Integration strategies are required to aide in distributing mechanical force from the repair to the surrounding tissue. The defect model used herein did not allow for tissue integration seen especially in the mismatch in strain fields (Figure 4). A model of successful repair is therefore required that is based on increasing incubation times or altering other parameters (e.g. use of growth factors or enzymatic pretreatments (Quinn and Hunziker 2002)) to allow for integration between the tissue surfaces. The application of the techniques described herein to an animal model (Chan et al. 2007) of a tissue repair would address the mechanical function of integrated tissues.

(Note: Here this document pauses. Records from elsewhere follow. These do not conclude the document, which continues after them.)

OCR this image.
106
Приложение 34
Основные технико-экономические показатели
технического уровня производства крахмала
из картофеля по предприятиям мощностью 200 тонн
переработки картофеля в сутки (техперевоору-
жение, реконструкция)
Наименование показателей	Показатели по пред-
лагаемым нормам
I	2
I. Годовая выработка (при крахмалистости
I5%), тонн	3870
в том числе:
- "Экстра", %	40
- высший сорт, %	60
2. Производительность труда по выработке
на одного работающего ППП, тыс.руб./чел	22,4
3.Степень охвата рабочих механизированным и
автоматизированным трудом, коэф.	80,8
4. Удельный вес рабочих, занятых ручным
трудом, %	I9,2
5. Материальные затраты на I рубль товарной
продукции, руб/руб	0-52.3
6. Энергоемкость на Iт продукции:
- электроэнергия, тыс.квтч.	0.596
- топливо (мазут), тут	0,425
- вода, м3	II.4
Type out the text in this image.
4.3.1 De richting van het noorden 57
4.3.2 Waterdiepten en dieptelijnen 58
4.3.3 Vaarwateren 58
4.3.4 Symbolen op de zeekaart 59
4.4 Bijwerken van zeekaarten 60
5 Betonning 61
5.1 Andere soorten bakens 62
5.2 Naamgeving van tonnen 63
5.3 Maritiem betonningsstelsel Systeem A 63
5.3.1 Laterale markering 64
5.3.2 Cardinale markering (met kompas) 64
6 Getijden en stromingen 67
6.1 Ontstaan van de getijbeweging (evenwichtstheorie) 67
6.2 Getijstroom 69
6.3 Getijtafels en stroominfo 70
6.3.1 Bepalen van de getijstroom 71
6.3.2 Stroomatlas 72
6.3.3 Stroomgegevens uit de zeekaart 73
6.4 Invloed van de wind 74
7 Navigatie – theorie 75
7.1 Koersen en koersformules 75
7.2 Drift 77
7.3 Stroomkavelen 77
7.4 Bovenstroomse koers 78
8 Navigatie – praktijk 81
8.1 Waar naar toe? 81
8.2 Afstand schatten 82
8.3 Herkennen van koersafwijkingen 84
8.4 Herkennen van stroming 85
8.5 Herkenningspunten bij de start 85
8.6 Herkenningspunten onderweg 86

This study demonstrated the ability of MRI to noninvasively evaluate mechanical function in a defect repair model in tissue explants. In particular, strain fields were evaluated to a high precision. The technique in its current state is appropriate to analyze novel biomimmetic scaffolding materials alone or in combination with stem cells and inductive signals (e.g. morphogens, growth factors, or mechanical forces), and may readily be applied for study of natural or synthetic scaffolding-based constructs for cartilage repair. Regenerative success, defined in terms of deformation fields, and the integration of native tissue with allograft/autograft or other repair tissues, may be studied post-removal from the living organism. Further development of the techniques for use in (e.g. the whole joints of) animals or humans will require the appropriate development of MRI pulse sequences and methods for in vivo application of mechanical forces to normal, diseased, and regenerated tissue of interest.
Our study was funded by the National Institutes of Health (NIBIB 1F32 EB003371-01A1) and the Lawrence J. Ellison Endowed Chair.